The slowest resource of a webpage is typically an interactive media element from a third party or any other dynamic script.
The whole point of measuring the peak response time is figuring out the areas that cause the most issues in loading speed.
You can specifically isolate the resources of a webpage causing slow loading speeds and optimize them accordingly. It is thus a very useful performance metric when you are auditing your website speed.
#6: Time to interact
Time to interact simply refers to the period of time users have to wait until they can perform an action on a webpage.
This is a very important metric from a user experience standpoint as well. Any visitor coming to your website should not have to wait for a long time to perform an action.
We all have come across sluggish websites that respond to a simple click with 3-4 second delay. A high time to interact is not tenable for any business.
You must therefore study your time to interact whenever you take any measure to optimize speed. An optimized time to interact will have a direct impact on your website engagement and user experience.
#7: Cumulative layout shift (CLS)
Let’s paint a scenario and assume you arrive on a webpage. You are reading the content on a page when suddenly the content shifts down.
In such a case, you lose your reading trail. These shifts in the content layout generally happen when other content on the webpage loads dynamically.
This process is known as cumulative layout shift (CLS). It disrupts user experience and turns off visitors who arrive on your website.
The numerical value of CLS is the distance your webpage moves due to an unexpected shift. CLS score below 0.1 is considered good, while anything over 0.25 is not good for your website.
#8: DOM content loaded time
When your visitors arrive on your website, the server sends bits of code to their browser. The browser then parses through the code and loads your content.

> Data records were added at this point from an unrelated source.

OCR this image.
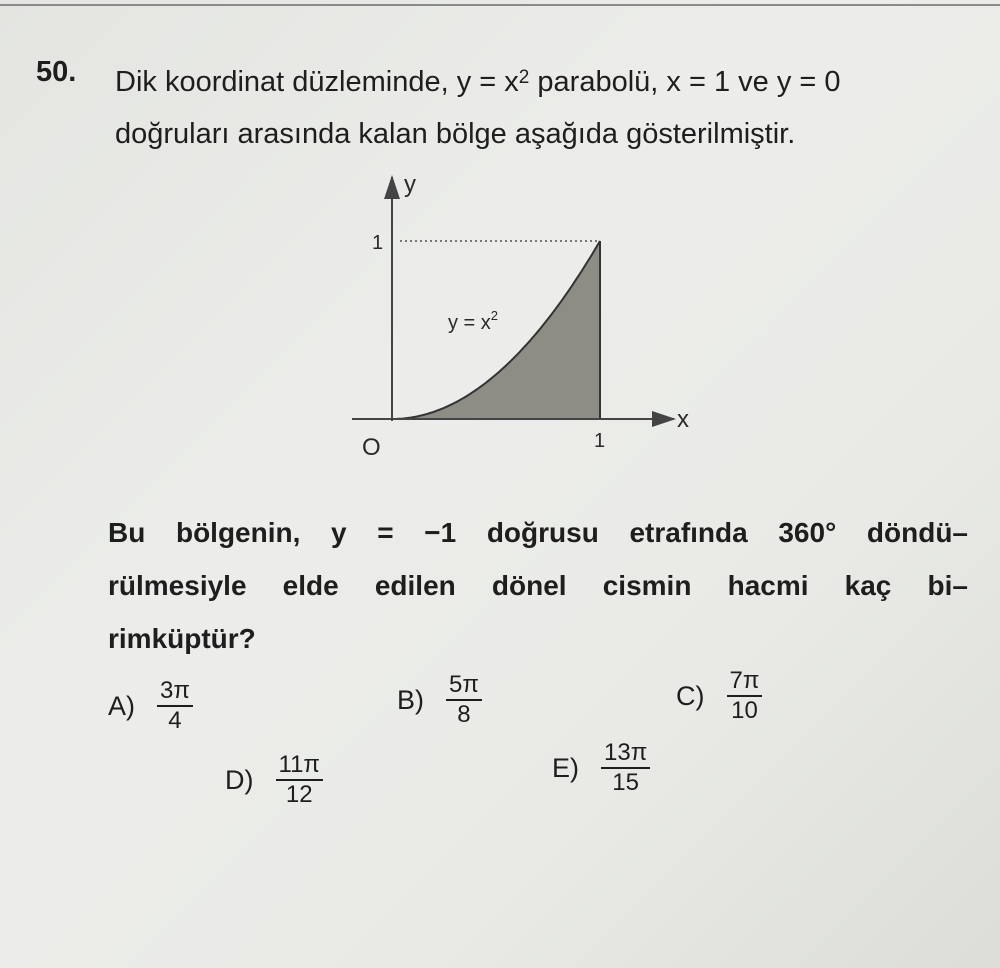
50. Dik koordinat düzleminde, $y = x^2$ parabolü, x = 1 ve y = 0
doğruları arasında kalan bölge aşağıda gösterilmiştir.
y
x
O
1
1
$y = x^2$
Bu bölgenin, y = −1 doğrusu etrafında 360° döndü–
rülmesiyle elde edilen dönel cismin hacmi kaç bi–
rimküptür?
$A) \frac{3\pi}{4}$	$B) \frac{5\pi}{8}$	$C) \frac{7\pi}{10}$
$D) \frac{11\pi}{12}$	$E) \frac{13\pi}{15}$
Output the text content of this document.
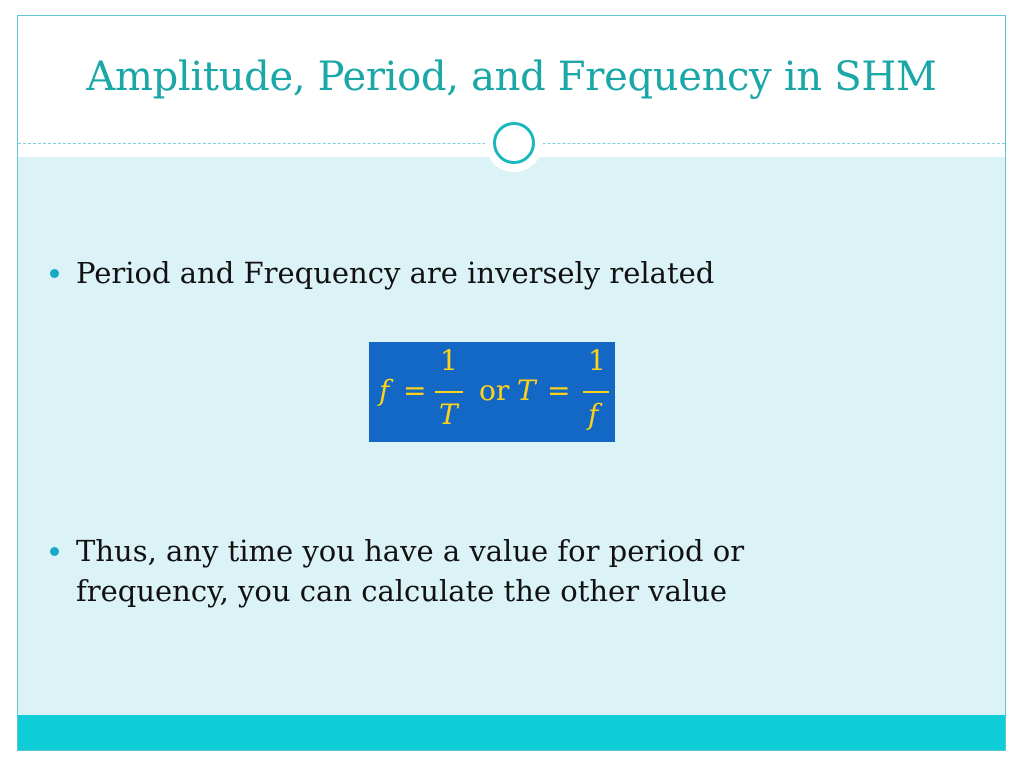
Amplitude, Period, and Frequency in SHM
Period and Frequency are inversely related
f =
1
T
or T =
1
f
Thus, any time you have a value for period or
frequency, you can calculate the other value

HTML generally loads faster because it is extremely lightweight.
A website with a decent performance infrastructure generally has a low DOM content loaded time. This ensures your visitors can start engaging with your website while other CSS, JS, images, and other interactive elements take time to load.
WP Engine: The fastest route to solve your website speed problems
WP Engine is a managed WordPress hosting solution that can help you supercharge your website speed and performance.

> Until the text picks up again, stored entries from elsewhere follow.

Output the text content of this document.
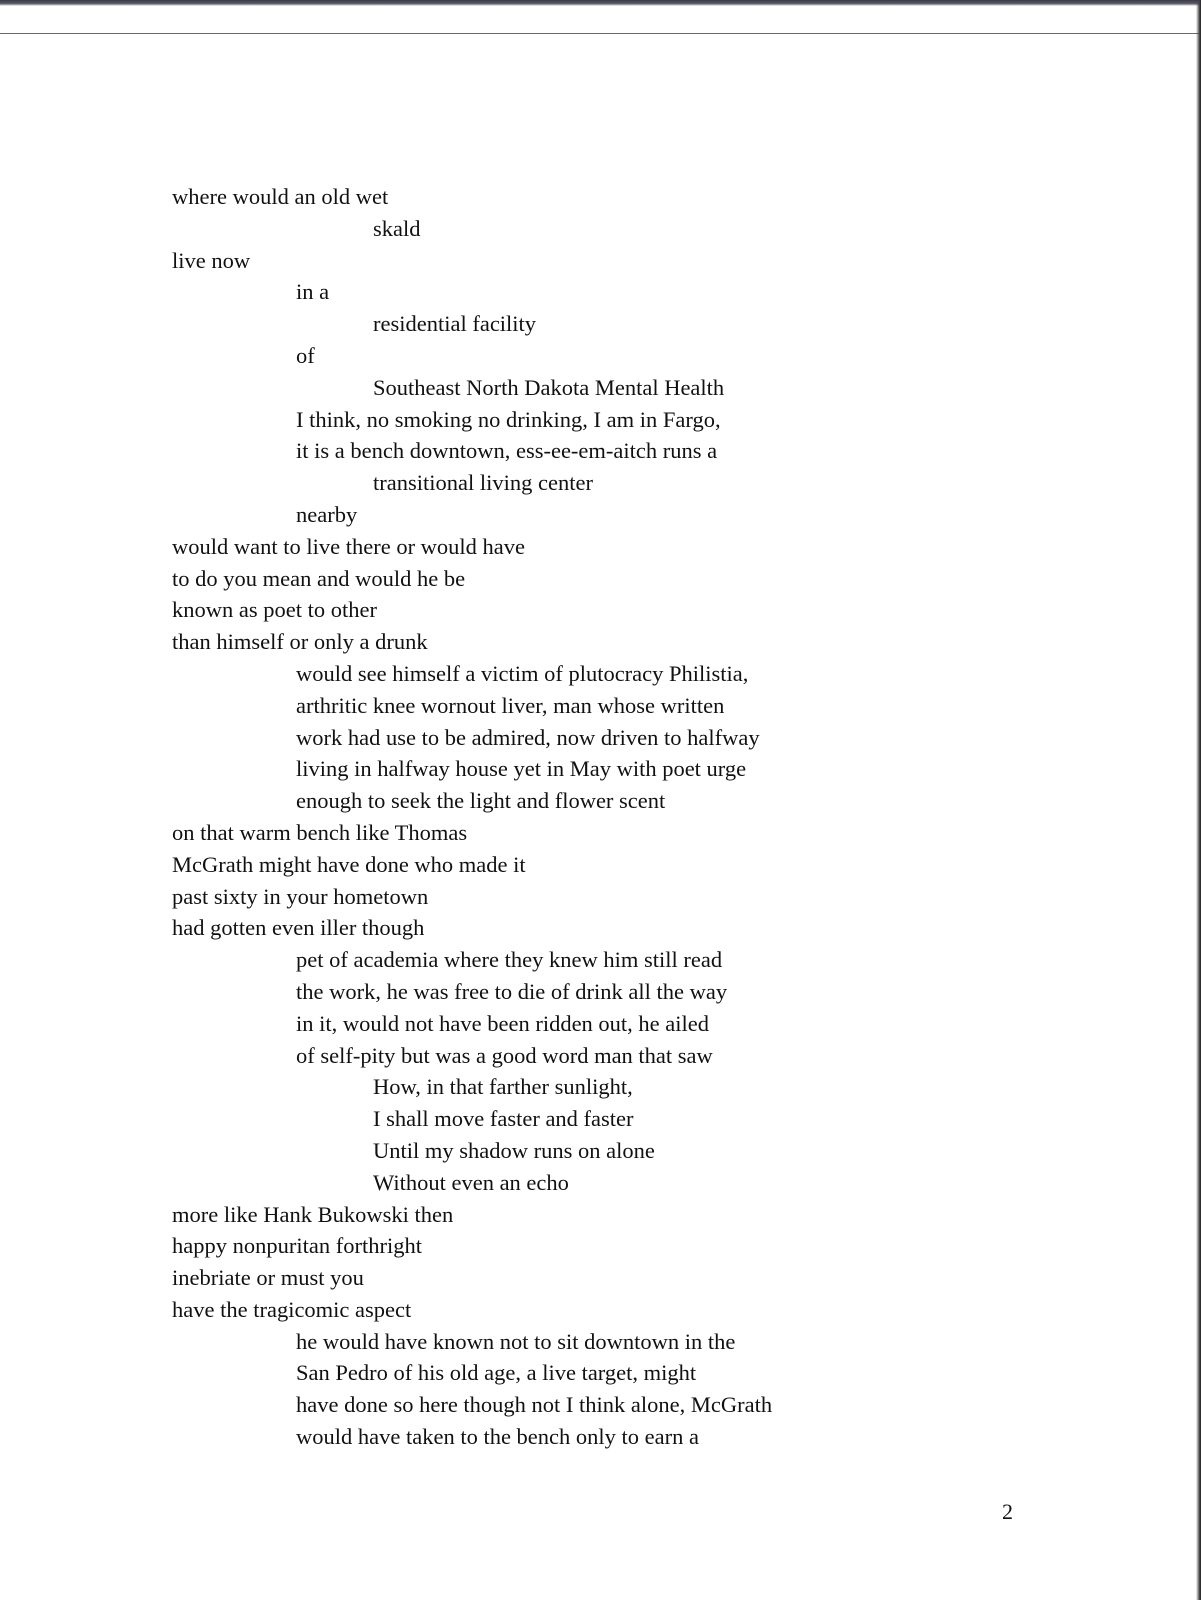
where would an old wet
skald
live now
in a
residential facility
of
Southeast North Dakota Mental Health
I think, no smoking no drinking, I am in Fargo,
it is a bench downtown, ess-ee-em-aitch runs a
transitional living center
nearby
would want to live there or would have
to do you mean and would he be
known as poet to other
than himself or only a drunk
would see himself a victim of plutocracy Philistia,
arthritic knee wornout liver, man whose written
work had use to be admired, now driven to halfway
living in halfway house yet in May with poet urge
enough to seek the light and flower scent
on that warm bench like Thomas
McGrath might have done who made it
past sixty in your hometown
had gotten even iller though
pet of academia where they knew him still read
the work, he was free to die of drink all the way
in it, would not have been ridden out, he ailed
of self-pity but was a good word man that saw
How, in that farther sunlight,
I shall move faster and faster
Until my shadow runs on alone
Without even an echo
more like Hank Bukowski then
happy nonpuritan forthright
inebriate or must you
have the tragicomic aspect
he would have known not to sit downtown in the
San Pedro of his old age, a live target, might
have done so here though not I think alone, McGrath
would have taken to the bench only to earn a
2
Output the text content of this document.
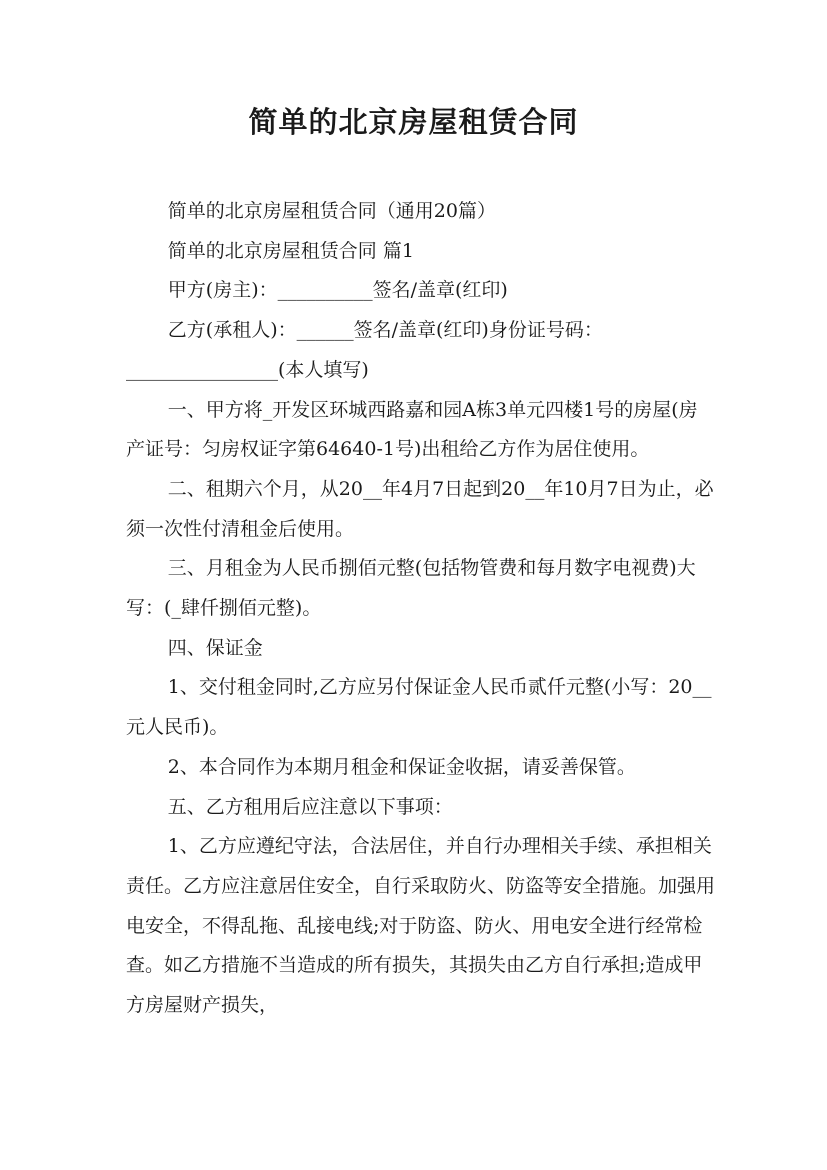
简单的北京房屋租赁合同

简单的北京房屋租赁合同（通用20篇）

简单的北京房屋租赁合同 篇1

甲方(房主)：__________签名/盖章(红印)

乙方(承租人)：______签名/盖章(红印)身份证号码：

________________(本人填写)

一、甲方将_开发区环城西路嘉和园A栋3单元四楼1号的房屋(房产证号：匀房权证字第64640-1号)出租给乙方作为居住使用。

二、租期六个月，从20__年4月7日起到20__年10月7日为止，必须一次性付清租金后使用。

三、月租金为人民币捌佰元整(包括物管费和每月数字电视费)大写：(_肆仟捌佰元整)。

四、保证金

1、交付租金同时,乙方应另付保证金人民币贰仟元整(小写：20__元人民币)。

2、本合同作为本期月租金和保证金收据，请妥善保管。

五、乙方租用后应注意以下事项：

1、乙方应遵纪守法，合法居住，并自行办理相关手续、承担相关责任。乙方应注意居住安全，自行采取防火、防盗等安全措施。加强用电安全，不得乱拖、乱接电线;对于防盗、防火、用电安全进行经常检查。如乙方措施不当造成的所有损失，其损失由乙方自行承担;造成甲方房屋财产损失，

If you are struggling with website problems, you are not alone. Website speed optimization is too technical at times for an average professional without any experience in coding.

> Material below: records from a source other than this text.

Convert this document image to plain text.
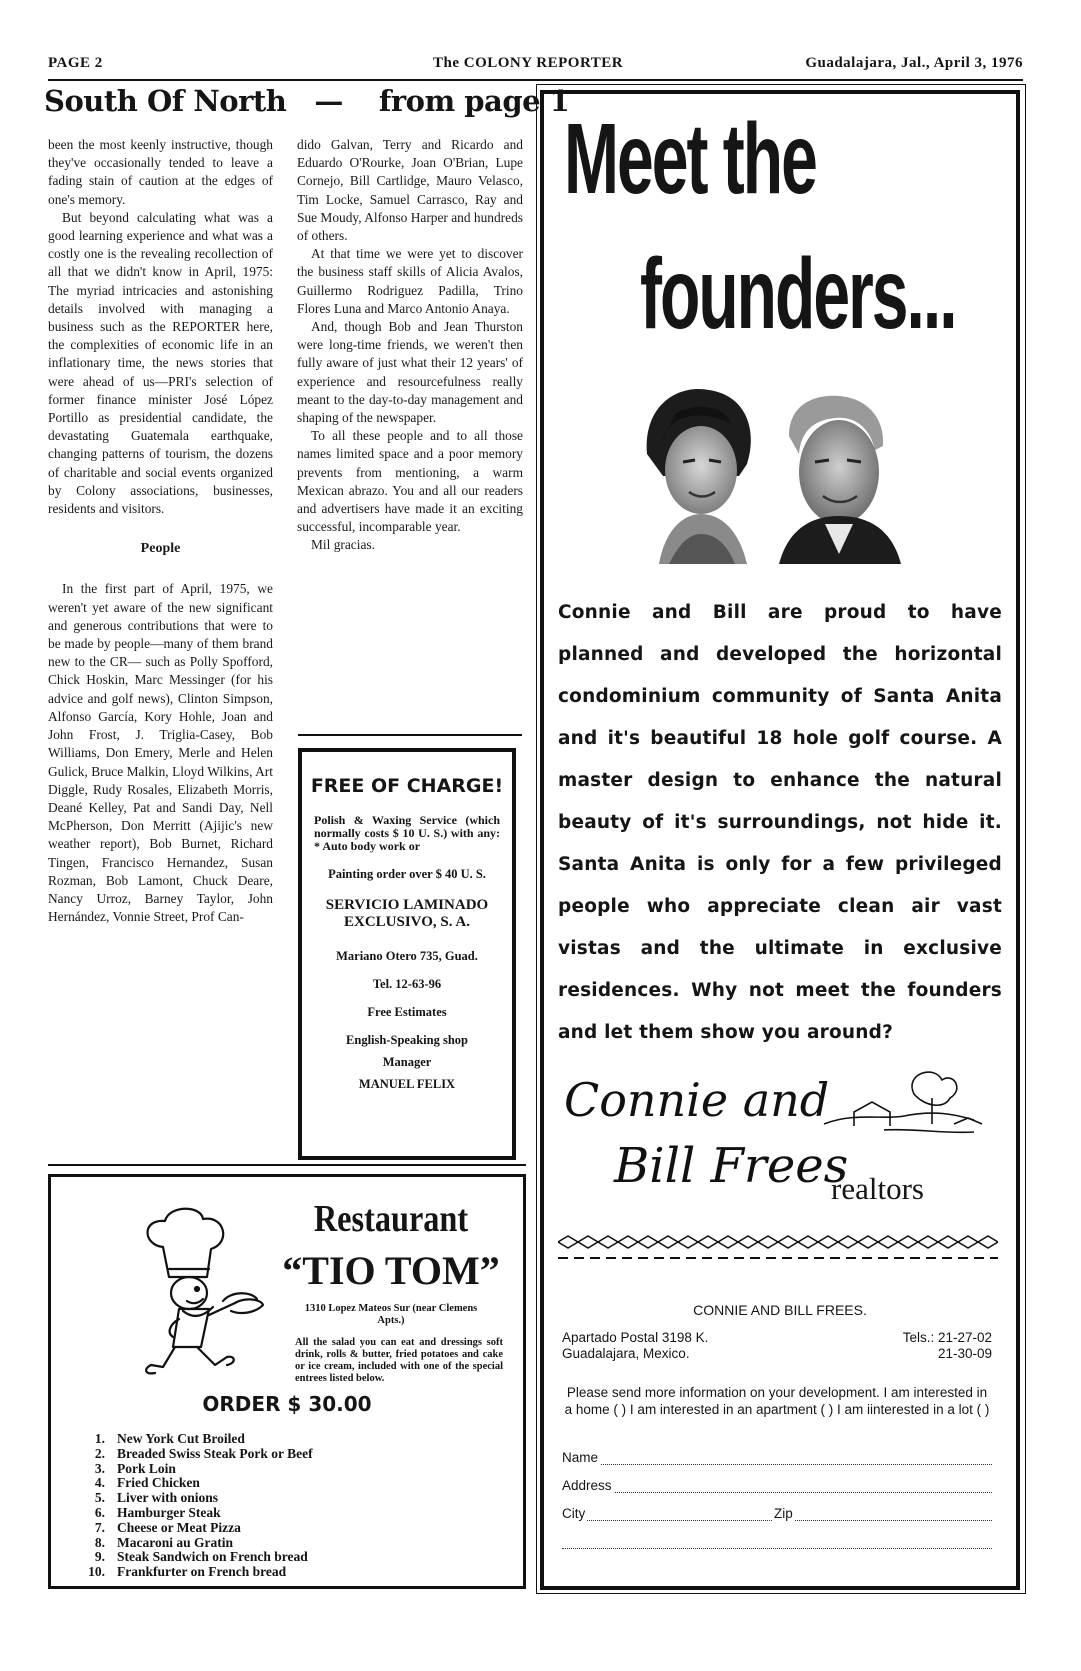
PAGE 2	The COLONY REPORTER	Guadalajara, Jal., April 3, 1976
South Of North — from page 1

been the most keenly instructive, though they've occasionally tended to leave a fading stain of caution at the edges of one's memory.

But beyond calculating what was a good learning experience and what was a costly one is the revealing recollection of all that we didn't know in April, 1975: The myriad intricacies and astonishing details involved with managing a business such as the REPORTER here, the complexities of economic life in an inflationary time, the news stories that were ahead of us—PRI's selection of former finance minister José López Portillo as presidential candidate, the devastating Guatemala earthquake, changing patterns of tourism, the dozens of charitable and social events organized by Colony associations, businesses, residents and visitors.

People

In the first part of April, 1975, we weren't yet aware of the new significant and generous contributions that were to be made by people—many of them brand new to the CR— such as Polly Spofford, Chick Hoskin, Marc Messinger (for his advice and golf news), Clinton Simpson, Alfonso García, Kory Hohle, Joan and John Frost, J. Triglia-Casey, Bob Williams, Don Emery, Merle and Helen Gulick, Bruce Malkin, Lloyd Wilkins, Art Diggle, Rudy Rosales, Elizabeth Morris, Deané Kelley, Pat and Sandi Day, Nell McPherson, Don Merritt (Ajijic's new weather report), Bob Burnet, Richard Tingen, Francisco Hernandez, Susan Rozman, Bob Lamont, Chuck Deare, Nancy Urroz, Barney Taylor, John Hernández, Vonnie Street, Prof Can-

dido Galvan, Terry and Ricardo and Eduardo O'Rourke, Joan O'Brian, Lupe Cornejo, Bill Cartlidge, Mauro Velasco, Tim Locke, Samuel Carrasco, Ray and Sue Moudy, Alfonso Harper and hundreds of others.

At that time we were yet to discover the business staff skills of Alicia Avalos, Guillermo Rodriguez Padilla, Trino Flores Luna and Marco Antonio Anaya.

And, though Bob and Jean Thurston were long-time friends, we weren't then fully aware of just what their 12 years' of experience and resourcefulness really meant to the day-to-day management and shaping of the newspaper.

To all these people and to all those names limited space and a poor memory prevents from mentioning, a warm Mexican abrazo. You and all our readers and advertisers have made it an exciting successful, incomparable year.

Mil gracias.

FREE OF CHARGE!
Polish & Waxing Service (which normally costs $ 10 U. S.) with any: * Auto body work or
Painting order over $ 40 U. S.
SERVICIO LAMINADO EXCLUSIVO, S. A.
Mariano Otero 735, Guad.
Tel. 12-63-96
Free Estimates
English-Speaking shop
Manager
MANUEL FELIX
Restaurant
“TIO TOM”
1310 Lopez Mateos Sur (near Clemens Apts.)
All the salad you can eat and dressings soft drink, rolls & butter, fried potatoes and cake or ice cream, included with one of the special entrees listed below.
ORDER $ 30.00
1. New York Cut Broiled
2. Breaded Swiss Steak Pork or Beef
3. Pork Loin
4. Fried Chicken
5. Liver with onions
6. Hamburger Steak
7. Cheese or Meat Pizza
8. Macaroni au Gratin
9. Steak Sandwich on French bread
10. Frankfurter on French bread
Meet the
founders...
Connie and Bill are proud to have planned and developed the horizontal condominium community of Santa Anita and it's beautiful 18 hole golf course. A master design to enhance the natural beauty of it's surroundings, not hide it. Santa Anita is only for a few privileged people who appreciate clean air vast vistas and the ultimate in exclusive residences. Why not meet the founders and let them show you around?
Connie and
Bill Frees
realtors
CONNIE AND BILL FREES.
Apartado Postal 3198 K.	Tels.: 21-27-02
Guadalajara, Mexico.	21-30-09
Please send more information on your development. I am interested in a home ( ) I am interested in an apartment ( ) I am iinterested in a lot ( )
Name
Address
City	Zip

The best way to enhance your website speed in this case is selecting the right web host. WP Engine is a great choice because of a number of reasons. It is already trusted by over 90K clients across 140 countries. Furthermore, it has an NPS score of 86, again highlighting the trust it retains from its customers.
Here are a few things you can expect if you select WP Engine as your hosting partner:
- Expedite your development timeline with premium on-click dev tools and streamlined workflows.
- Focus on growing your website and let WP Engine manage different aspects of your website such as performance and security.
- Receive decisive insights on your front-end performance and content popularity.
- Get complete guidance from the moment on onboarding to troubleshooting new features and managing your website.
- Every WP Engine hosting plan comes with a free CDN, SSL certificate, and automatic WordPress updates.
- Secure your website with two-factor authentication, vulnerability scanning, DdOS mitigation, automatic threat detection and blocking.
If you use AppMySite to create an app for your website, you can instead choose the WordPress web hosting add-on.
The add-on will essentially migrate your website to WP Engine. Click here to know more about the add-on.
If you are a serious WordPress blogger trying to grow your base of visitors, you are probably investing a lot of time in optimizing your website speed.
Website speed metrics can help you see the barebones of your web performance. This piece brings to light some of the primary metrics you should look out for while optimizing your website speed.
It is thus wise to make note of the metrics discussed here and make serious changes to improve your website speed.